Our analysis also surfaced a tension health professionals can experience when they realise that clinical recommendations based on what is generally effective advice will be impossible for some people to follow due to cost, but adjusting recommendations to reflect something more manageable seems to make for second best care for poorer patients. Either way, there are concerns about increasing health inequities for already vulnerable people (Lorenc, Petticrew, Welch, & Tugwell, 2013; White, Adams, & Heywood, 2009) and significant scope for contestation about how balances should be struck when trying to respectfully enable people to live well with long-term conditions (Entwistle, Cribb, Watt, et al., 2018).

4.4 Study limitations and strengths

The obvious limitations of the study are the relatively small number of healthcare professionals who could be recruited and interviewed in our time frame, and the rather pragmatic combination of focus groups and interviews. It is possible that health professionals with more experience of working with very poor patients were more likely to take part, but we were particularly keen to hear about experiences with food insecure patients. Therefore, we can make no claims about the distribution of professional understandings and experiences reported here. In addition, although some points seemed to be recurring, we do not claim full data saturation. Qualitatively, however, we have been able to highlight several practical and ethical concerns that at least some health professionals need support with, and that warrant further attention.

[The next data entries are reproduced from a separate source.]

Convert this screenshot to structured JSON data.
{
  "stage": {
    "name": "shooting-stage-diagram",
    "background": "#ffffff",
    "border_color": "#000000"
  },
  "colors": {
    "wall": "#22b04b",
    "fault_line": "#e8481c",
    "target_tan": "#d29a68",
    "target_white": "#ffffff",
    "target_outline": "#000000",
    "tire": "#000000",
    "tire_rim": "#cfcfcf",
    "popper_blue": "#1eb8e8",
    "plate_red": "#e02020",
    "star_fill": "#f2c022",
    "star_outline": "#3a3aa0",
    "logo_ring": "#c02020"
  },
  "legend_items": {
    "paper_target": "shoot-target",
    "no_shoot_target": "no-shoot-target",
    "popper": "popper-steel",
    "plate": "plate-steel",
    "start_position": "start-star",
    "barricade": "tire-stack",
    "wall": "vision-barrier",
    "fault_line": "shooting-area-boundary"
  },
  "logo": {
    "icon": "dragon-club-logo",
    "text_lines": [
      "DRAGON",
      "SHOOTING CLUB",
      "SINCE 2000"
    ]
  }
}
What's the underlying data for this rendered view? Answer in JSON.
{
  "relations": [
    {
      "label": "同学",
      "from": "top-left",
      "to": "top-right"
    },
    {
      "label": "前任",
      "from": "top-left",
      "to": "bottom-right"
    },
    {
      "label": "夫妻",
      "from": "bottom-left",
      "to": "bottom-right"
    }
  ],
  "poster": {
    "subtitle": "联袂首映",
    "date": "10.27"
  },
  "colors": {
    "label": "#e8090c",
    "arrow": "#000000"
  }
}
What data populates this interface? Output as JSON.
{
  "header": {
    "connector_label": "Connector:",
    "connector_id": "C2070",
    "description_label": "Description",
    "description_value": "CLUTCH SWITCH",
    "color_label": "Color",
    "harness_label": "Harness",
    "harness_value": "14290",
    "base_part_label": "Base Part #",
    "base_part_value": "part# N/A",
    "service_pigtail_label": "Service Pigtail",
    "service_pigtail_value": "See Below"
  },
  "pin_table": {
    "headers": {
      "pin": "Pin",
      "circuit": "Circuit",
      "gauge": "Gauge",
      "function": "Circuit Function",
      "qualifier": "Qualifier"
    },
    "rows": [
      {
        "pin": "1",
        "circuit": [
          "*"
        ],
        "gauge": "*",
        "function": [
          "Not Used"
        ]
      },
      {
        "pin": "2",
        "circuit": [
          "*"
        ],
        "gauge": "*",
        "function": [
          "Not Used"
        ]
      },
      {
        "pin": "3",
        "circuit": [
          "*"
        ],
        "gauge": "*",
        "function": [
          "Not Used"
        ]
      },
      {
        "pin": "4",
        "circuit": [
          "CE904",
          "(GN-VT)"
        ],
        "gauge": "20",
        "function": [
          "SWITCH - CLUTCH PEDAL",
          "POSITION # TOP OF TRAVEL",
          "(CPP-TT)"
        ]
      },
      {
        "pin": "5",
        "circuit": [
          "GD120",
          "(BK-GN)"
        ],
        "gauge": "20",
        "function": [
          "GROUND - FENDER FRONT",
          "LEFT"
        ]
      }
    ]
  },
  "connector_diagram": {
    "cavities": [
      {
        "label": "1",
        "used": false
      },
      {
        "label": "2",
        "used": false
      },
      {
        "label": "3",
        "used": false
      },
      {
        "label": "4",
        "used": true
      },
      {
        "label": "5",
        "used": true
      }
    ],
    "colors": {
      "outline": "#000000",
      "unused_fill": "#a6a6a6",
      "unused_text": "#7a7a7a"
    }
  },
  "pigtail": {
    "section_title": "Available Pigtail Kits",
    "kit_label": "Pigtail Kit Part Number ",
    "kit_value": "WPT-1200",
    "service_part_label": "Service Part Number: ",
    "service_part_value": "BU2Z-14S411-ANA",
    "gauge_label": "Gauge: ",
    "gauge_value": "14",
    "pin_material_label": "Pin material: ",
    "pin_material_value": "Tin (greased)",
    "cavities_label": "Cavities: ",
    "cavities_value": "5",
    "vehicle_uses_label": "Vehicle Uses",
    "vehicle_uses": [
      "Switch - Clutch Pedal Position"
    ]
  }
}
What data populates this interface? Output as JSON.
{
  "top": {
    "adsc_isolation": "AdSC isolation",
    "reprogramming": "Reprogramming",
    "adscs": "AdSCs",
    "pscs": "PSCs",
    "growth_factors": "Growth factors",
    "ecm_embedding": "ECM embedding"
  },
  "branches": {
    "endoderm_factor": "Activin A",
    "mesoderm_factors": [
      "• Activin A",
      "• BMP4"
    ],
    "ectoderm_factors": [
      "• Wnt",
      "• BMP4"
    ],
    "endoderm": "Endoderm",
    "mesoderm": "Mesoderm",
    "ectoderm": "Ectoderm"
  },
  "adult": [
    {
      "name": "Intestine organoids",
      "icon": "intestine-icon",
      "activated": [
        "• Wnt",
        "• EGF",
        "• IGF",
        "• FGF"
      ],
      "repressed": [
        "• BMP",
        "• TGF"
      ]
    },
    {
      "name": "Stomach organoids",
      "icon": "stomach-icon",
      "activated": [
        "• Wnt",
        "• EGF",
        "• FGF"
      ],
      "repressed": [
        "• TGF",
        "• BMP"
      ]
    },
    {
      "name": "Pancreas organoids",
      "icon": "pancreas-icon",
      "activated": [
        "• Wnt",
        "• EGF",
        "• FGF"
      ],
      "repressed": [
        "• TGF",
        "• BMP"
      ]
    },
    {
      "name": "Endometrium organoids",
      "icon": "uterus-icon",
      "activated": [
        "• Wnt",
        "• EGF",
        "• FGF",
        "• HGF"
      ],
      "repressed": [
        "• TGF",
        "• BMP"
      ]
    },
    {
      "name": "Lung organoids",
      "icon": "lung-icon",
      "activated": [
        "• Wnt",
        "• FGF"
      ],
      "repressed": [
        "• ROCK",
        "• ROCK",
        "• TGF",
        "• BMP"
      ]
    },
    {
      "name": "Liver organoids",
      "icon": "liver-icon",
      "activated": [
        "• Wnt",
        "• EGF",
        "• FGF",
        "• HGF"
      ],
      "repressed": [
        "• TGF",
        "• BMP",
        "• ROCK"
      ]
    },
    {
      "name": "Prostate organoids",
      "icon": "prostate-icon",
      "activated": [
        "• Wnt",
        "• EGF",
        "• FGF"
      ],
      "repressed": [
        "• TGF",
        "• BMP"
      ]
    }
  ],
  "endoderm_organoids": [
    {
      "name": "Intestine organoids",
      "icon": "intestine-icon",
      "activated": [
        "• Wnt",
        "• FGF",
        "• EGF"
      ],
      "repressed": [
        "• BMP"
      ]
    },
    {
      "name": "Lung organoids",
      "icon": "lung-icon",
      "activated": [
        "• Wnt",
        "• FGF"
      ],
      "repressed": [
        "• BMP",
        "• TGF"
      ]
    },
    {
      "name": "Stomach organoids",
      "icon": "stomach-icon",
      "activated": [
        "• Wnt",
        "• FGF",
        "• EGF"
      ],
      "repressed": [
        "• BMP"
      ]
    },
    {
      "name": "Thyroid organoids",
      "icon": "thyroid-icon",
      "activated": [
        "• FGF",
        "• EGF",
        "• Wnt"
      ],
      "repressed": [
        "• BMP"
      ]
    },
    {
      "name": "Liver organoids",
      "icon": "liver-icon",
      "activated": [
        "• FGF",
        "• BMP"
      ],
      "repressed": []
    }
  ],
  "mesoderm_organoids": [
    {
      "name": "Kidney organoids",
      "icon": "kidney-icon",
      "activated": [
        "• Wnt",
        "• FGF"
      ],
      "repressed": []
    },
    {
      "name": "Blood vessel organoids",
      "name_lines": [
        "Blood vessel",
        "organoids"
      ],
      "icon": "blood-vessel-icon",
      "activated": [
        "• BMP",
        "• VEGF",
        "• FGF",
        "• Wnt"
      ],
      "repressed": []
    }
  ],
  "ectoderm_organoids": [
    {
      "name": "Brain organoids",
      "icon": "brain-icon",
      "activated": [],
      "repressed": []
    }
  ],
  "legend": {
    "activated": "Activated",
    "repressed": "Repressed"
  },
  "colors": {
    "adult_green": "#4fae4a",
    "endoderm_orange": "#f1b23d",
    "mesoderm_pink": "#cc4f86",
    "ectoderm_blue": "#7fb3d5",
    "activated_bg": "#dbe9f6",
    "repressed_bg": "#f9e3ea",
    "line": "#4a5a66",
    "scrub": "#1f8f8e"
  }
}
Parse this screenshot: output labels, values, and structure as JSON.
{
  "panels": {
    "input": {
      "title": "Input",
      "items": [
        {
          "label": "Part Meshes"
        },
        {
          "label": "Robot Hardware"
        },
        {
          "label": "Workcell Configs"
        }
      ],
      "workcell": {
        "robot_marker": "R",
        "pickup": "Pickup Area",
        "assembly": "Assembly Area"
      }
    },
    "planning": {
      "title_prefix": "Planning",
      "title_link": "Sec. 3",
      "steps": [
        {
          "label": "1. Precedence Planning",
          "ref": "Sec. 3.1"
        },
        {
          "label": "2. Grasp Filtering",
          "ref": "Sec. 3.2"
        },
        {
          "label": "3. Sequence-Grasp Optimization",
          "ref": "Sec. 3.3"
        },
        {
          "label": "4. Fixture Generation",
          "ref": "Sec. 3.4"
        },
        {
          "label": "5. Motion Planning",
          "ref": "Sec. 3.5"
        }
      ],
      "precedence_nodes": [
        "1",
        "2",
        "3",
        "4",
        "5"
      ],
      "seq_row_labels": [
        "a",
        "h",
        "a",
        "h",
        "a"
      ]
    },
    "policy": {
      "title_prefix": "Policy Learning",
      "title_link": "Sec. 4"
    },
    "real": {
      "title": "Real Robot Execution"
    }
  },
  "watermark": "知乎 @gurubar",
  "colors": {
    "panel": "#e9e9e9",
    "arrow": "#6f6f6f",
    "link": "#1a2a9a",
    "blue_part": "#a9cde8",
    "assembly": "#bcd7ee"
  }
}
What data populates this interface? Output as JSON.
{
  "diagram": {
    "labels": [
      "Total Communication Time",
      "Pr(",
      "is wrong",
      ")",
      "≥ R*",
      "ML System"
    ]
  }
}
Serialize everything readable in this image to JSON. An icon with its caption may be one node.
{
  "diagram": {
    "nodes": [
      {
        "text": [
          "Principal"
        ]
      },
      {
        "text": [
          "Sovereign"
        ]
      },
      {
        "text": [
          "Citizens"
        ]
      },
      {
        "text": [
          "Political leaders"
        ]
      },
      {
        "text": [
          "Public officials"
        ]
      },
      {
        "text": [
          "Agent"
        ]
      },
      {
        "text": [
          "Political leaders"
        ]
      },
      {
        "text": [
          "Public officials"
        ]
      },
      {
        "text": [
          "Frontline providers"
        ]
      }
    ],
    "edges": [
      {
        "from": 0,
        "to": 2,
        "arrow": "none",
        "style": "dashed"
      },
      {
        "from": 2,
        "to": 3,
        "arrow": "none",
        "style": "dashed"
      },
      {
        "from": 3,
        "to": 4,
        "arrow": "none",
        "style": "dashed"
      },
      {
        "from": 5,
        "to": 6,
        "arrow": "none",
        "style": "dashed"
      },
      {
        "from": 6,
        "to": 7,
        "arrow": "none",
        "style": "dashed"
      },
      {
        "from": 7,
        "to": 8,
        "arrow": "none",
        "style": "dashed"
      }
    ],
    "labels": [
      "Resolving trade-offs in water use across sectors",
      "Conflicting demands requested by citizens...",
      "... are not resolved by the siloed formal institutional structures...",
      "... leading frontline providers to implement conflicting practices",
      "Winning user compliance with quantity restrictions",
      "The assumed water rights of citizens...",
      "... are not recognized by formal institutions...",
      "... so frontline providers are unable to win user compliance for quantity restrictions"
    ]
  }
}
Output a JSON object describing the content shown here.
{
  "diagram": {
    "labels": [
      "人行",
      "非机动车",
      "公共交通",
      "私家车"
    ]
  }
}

4.5 Guidance and support for health professionals

Our study suggests a need for support for health professionals to better understand the challenges of food insecurity as experienced by people with long-term health conditions, and to develop respectful and effective approaches to working to enable them to manage and live well with their conditions. The perspectives of people who live with(or have lived with) food insecurity will be crucial here.

5 CONCLUSION

Food insecurity impacts significantly on people's ability to manage and live well with long-term health conditions. Health professionals need to be able to support people who are food insecure appropriately, but there are currently practical and ethical uncertainties about the appropriateness of some proposed strategies for identifying and responding to cases involving food insecurity in practice. Without denying the need to address the root causes of food insecurity, we suggest that a programme of research and development is needed to ensure that health systems foster good professional practice in this area and contribute effectively with social services and other agencies to support the current casualties. Such a programme needs to be conducted in partnership with people directly affected by food insecurity.